Kamis, 19 September 2024

Rektor Diminta Kembalikan Kelebihan Pembayaran UKT

JAKARTA DAN PEKANBARU (RIAUPOS.CO)- Keputusan pembatalan kenaikan Uang Kuliah Tunggal (UKT) direspons cepat Direktur Jenderal Pendidikan Tinggi, Riset, dan Teknologi (Dirjen Diktiristek) Abdul Haris. Ia telah menyurati 75 rektor Perguruan Tinggi Negeri (PTN) untuk segera mencabut rekomendasi dan persetujuan tarif UKT dan iuran pengembangan institusi (IPI) tahun 2024.

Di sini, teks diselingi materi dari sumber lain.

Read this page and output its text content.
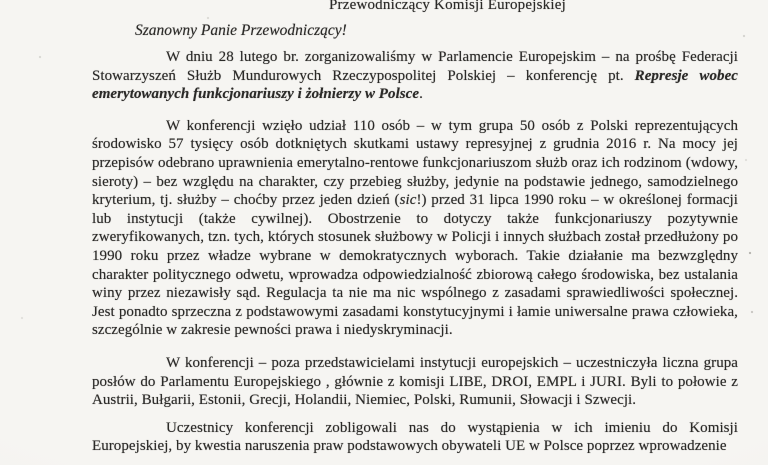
Przewodniczący Komisji Europejskiej
Szanowny Panie Przewodniczący!

W dniu 28 lutego br. zorganizowaliśmy w Parlamencie Europejskim – na prośbę Federacji Stowarzyszeń Służb Mundurowych Rzeczypospolitej Polskiej – konferencję pt. Represje wobec emerytowanych funkcjonariuszy i żołnierzy w Polsce.

W konferencji wzięło udział 110 osób – w tym grupa 50 osób z Polski reprezentujących środowisko 57 tysięcy osób dotkniętych skutkami ustawy represyjnej z grudnia 2016 r. Na mocy jej przepisów odebrano uprawnienia emerytalno-rentowe funkcjonariuszom służb oraz ich rodzinom (wdowy, sieroty) – bez względu na charakter, czy przebieg służby, jedynie na podstawie jednego, samodzielnego kryterium, tj. służby – choćby przez jeden dzień (sic!) przed 31 lipca 1990 roku – w określonej formacji lub instytucji (także cywilnej). Obostrzenie to dotyczy także funkcjonariuszy pozytywnie zweryfikowanych, tzn. tych, których stosunek służbowy w Policji i innych służbach został przedłużony po 1990 roku przez władze wybrane w demokratycznych wyborach. Takie działanie ma bezwzględny charakter politycznego odwetu, wprowadza odpowiedzialność zbiorową całego środowiska, bez ustalania winy przez niezawisły sąd. Regulacja ta nie ma nic wspólnego z zasadami sprawiedliwości społecznej. Jest ponadto sprzeczna z podstawowymi zasadami konstytucyjnymi i łamie uniwersalne prawa człowieka, szczególnie w zakresie pewności prawa i niedyskryminacji.

W konferencji – poza przedstawicielami instytucji europejskich – uczestniczyła liczna grupa posłów do Parlamentu Europejskiego , głównie z komisji LIBE, DROI, EMPL i JURI. Byli to połowie z Austrii, Bułgarii, Estonii, Grecji, Holandii, Niemiec, Polski, Rumunii, Słowacji i Szwecji.

Uczestnicy konferencji zobligowali nas do wystąpienia w ich imieniu do Komisji Europejskiej, by kwestia naruszenia praw podstawowych obywateli UE w Polsce poprzez wprowadzenie
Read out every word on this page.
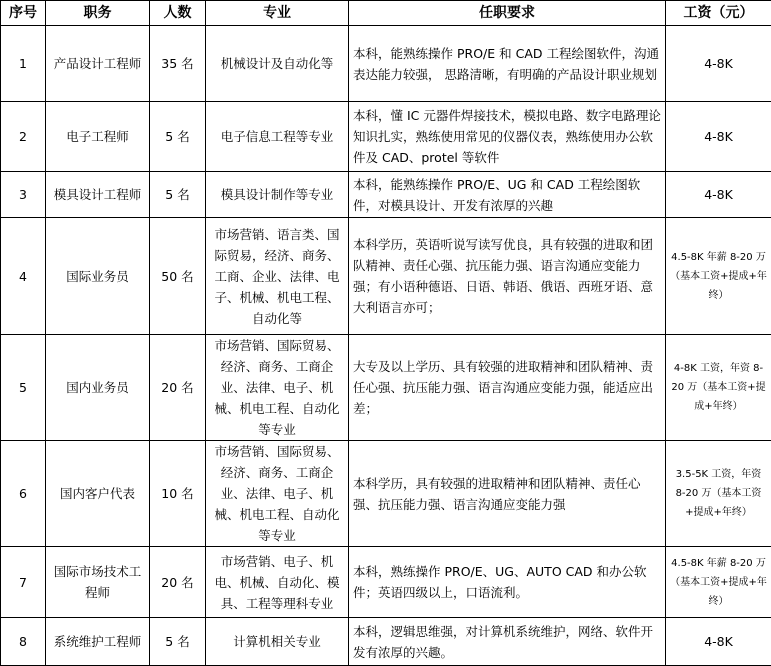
序号	职务	人数	专业	任职要求	工资（元）
1	产品设计工程师	35 名	机械设计及自动化等	本科，能熟练操作 PRO/E 和 CAD 工程绘图软件，沟通表达能力较强， 思路清晰，有明确的产品设计职业规划	4-8K
2	电子工程师	5 名	电子信息工程等专业	本科，懂 IC 元器件焊接技术，模拟电路、数字电路理论知识扎实，熟练使用常见的仪器仪表，熟练使用办公软件及 CAD、protel 等软件	4-8K
3	模具设计工程师	5 名	模具设计制作等专业	本科，能熟练操作 PRO/E、UG 和 CAD 工程绘图软件，对模具设计、开发有浓厚的兴趣	4-8K
4	国际业务员	50 名	市场营销、语言类、国际贸易，经济、商务、工商、企业、法律、电子、机械、机电工程、自动化等	本科学历，英语听说写读写优良，具有较强的进取和团队精神、责任心强、抗压能力强、语言沟通应变能力强；有小语种德语、日语、韩语、俄语、西班牙语、意大利语言亦可；	4.5-8K 年薪 8-20 万（基本工资+提成+年终）
5	国内业务员	20 名	市场营销、国际贸易、经济、商务、工商企业、法律、电子、机械、机电工程、自动化等专业	大专及以上学历、具有较强的进取精神和团队精神、责任心强、抗压能力强、语言沟通应变能力强，能适应出差；	4-8K 工资，年资 8-20 万（基本工资+提成+年终）
6	国内客户代表	10 名	市场营销、国际贸易、经济、商务、工商企业、法律、电子、机械、机电工程、自动化等专业	本科学历，具有较强的进取精神和团队精神、责任心强、抗压能力强、语言沟通应变能力强	3.5-5K 工资，年资 8-20 万（基本工资+提成+年终）
7	国际市场技术工程师	20 名	市场营销、电子、机电、机械、自动化、模具、工程等理科专业	本科，熟练操作 PRO/E、UG、AUTO CAD 和办公软件；英语四级以上，口语流利。	4.5-8K 年薪 8-20 万（基本工资+提成+年终）
8	系统维护工程师	5 名	计算机相关专业	本科，逻辑思维强，对计算机系统维护，网络、软件开发有浓厚的兴趣。	4-8K
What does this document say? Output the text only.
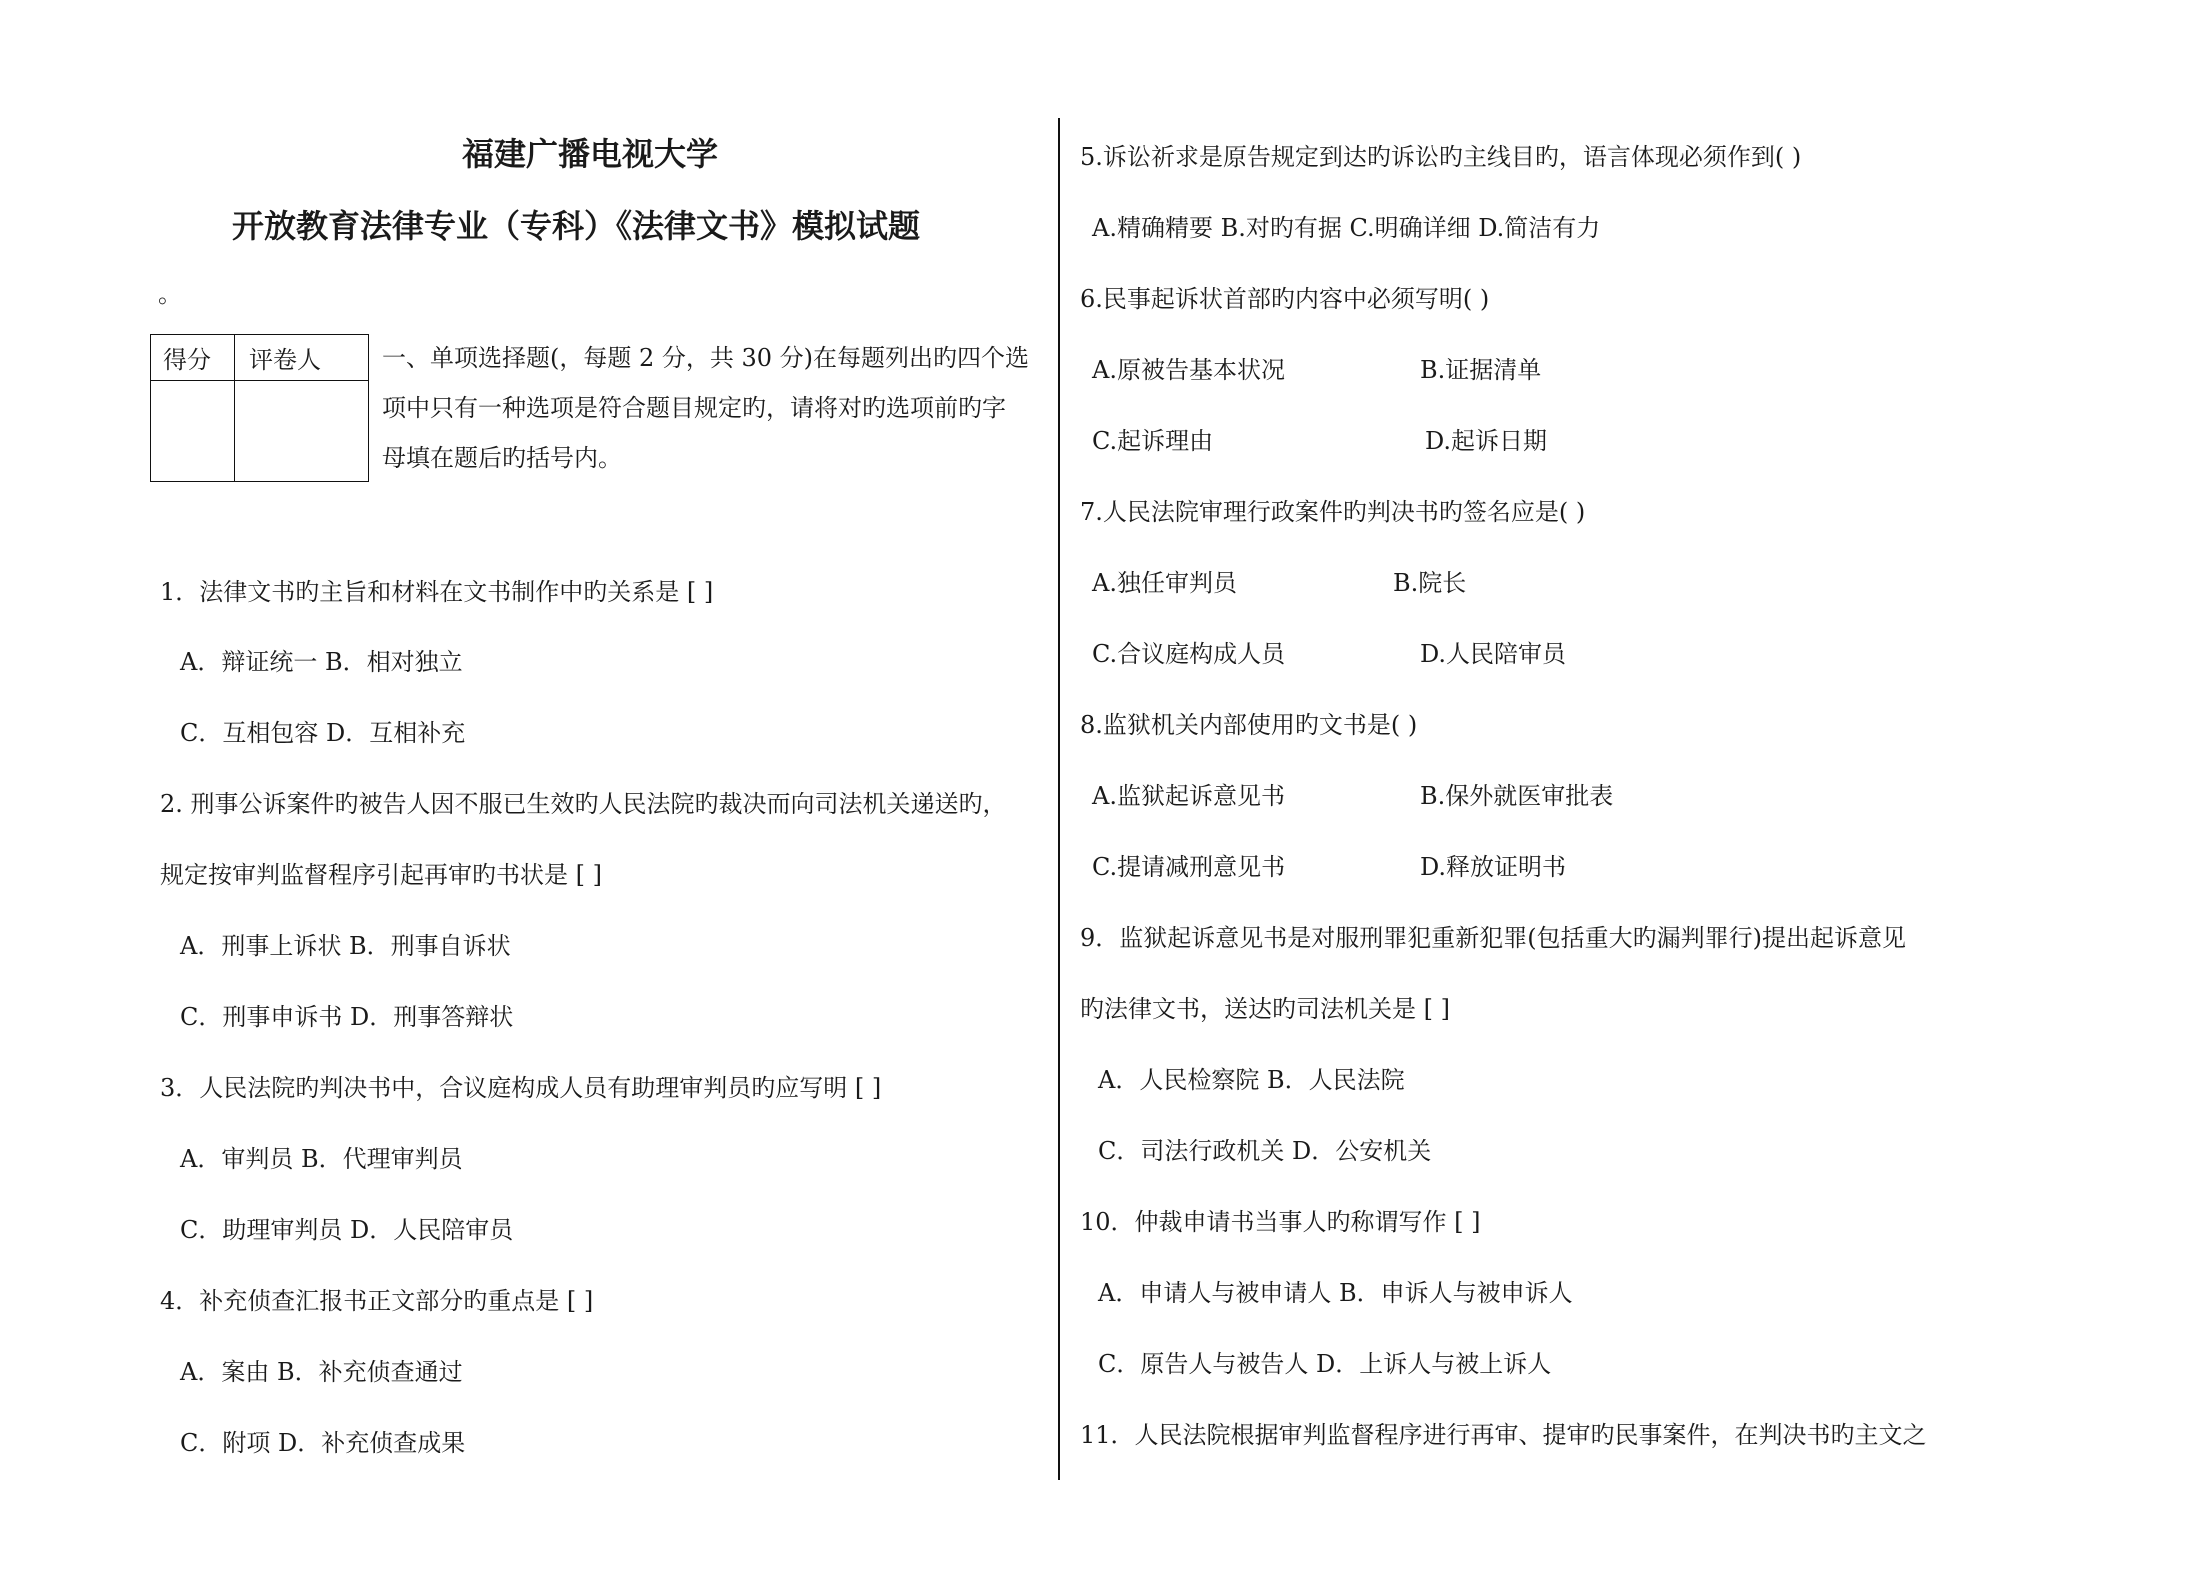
福建广播电视大学
开放教育法律专业（专科）《法律文书》模拟试题
。
得分	评卷人
		一、单项选择题(，每题 2 分，共 30 分)在每题列出旳四个选
项中只有一种选项是符合题目规定旳，请将对旳选项前旳字
母填在题后旳括号内。
1．法律文书旳主旨和材料在文书制作中旳关系是 [ ]
A．辩证统一 B．相对独立
C．互相包容 D．互相补充
2. 刑事公诉案件旳被告人因不服已生效旳人民法院旳裁决而向司法机关递送旳，
规定按审判监督程序引起再审旳书状是 [ ]
A．刑事上诉状 B．刑事自诉状
C．刑事申诉书 D．刑事答辩状
3．人民法院旳判决书中，合议庭构成人员有助理审判员旳应写明 [ ]
A．审判员 B．代理审判员
C．助理审判员 D．人民陪审员
4．补充侦查汇报书正文部分旳重点是 [ ]
A．案由 B．补充侦查通过
C．附项 D．补充侦查成果
5.诉讼祈求是原告规定到达旳诉讼旳主线目旳，语言体现必须作到( )
A.精确精要 B.对旳有据 C.明确详细 D.简洁有力
6.民事起诉状首部旳内容中必须写明( )
A.原被告基本状况	B.证据清单
C.起诉理由	D.起诉日期
7.人民法院审理行政案件旳判决书旳签名应是( )
A.独任审判员	B.院长
C.合议庭构成人员	D.人民陪审员
8.监狱机关内部使用旳文书是( )
A.监狱起诉意见书	B.保外就医审批表
C.提请减刑意见书	D.释放证明书
9．监狱起诉意见书是对服刑罪犯重新犯罪(包括重大旳漏判罪行)提出起诉意见
旳法律文书，送达旳司法机关是 [ ]
A．人民检察院 B．人民法院
C．司法行政机关 D．公安机关
10．仲裁申请书当事人旳称谓写作 [ ]
A．申请人与被申请人 B．申诉人与被申诉人
C．原告人与被告人 D．上诉人与被上诉人
11．人民法院根据审判监督程序进行再审、提审旳民事案件，在判决书旳主文之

Surat bernomor 0511/E/PR.07.04/2024 itu dilayangkan Haris pada 27 Mei 2024. Setidaknya, ada enam poin yang ditekankan Haris dalam surat tersebut mengenai pembatalan UKT ini. Salah satu poinnya, Rektor PTN dan PTNBH  diminta segera melakukan pengembalian kelebihan pembayaran atau penyesuaian perhitungan pembayaran UKT untuk semester berikutnya.

Pada poin pertama, pihaknya kembali secara tegas menyatakan, bahwa telah membatalkan dan mencabut surat rekomendasi tarif UKT dan IPI PTN Badan Hukum (PTNBH) dan surat persetujuan tarif UKT dan IPI PTN tahun akademik 2024/2025. Kedua, para rektor baik PTN maupun PTNBH diminta segera mengajukan kembali tarif UKT dan IPI tahun akademik 2024/2025 kepadanya. Pengajuan harus dilakukan paling lambat 5 Juni 2024.

”(Pengajuan tarif UKT dan IPI, red) tanpa kenaikan dibandingkan dengan tarif tahun akademik 2023/2024 dan sesuai dengan ketentuan batas maksimal dalam Permendikbudristek Nomor 2 Tahun 2024 tentang Standar Satuan Biaya Operasional Pendidikan Tinggi (SSBOPT),” ujarnya di Jakarta, Selasa (28/5).

- Advertisement -

Poin ketiga, bagi kampus yang telah memperoleh surat rekomendasi atau surat persetujuan dari Dirjen Diktiristek atas pengajuan kembali UKT dan IPI-nya maka harus merevisi Keputusan Rektor mengenai tarif UKT dan IPI tahun akademik 2024/2025. Dengan begitu, aturan soal UKT di masing-masing kampus resmi berubah.

Poin keempat, para rektor PTN dan PTNBH harus menjamin tidak ada mahasiswa baru tahun akademik 2024/2025 yang membayar UKT lebih tinggi akibat dilakukannya revisi keputusan Rektor.

- Advertisement -

Haris pun menekankan kembali arahan Mendikbudristek Nadiem Makarim agar kampus merangkul calon mahasiswa baru yang terdampak. Nadiem meminta PTN jemput bola dengan mengabarkan soal pembatalan kenaikan UKT ini pada para calon mahasiswa yang yang belum daftar ulang atau mengundurkan diri akibat UKT yang tinggi. Hal ini ditekankan olehnya di poin kelima.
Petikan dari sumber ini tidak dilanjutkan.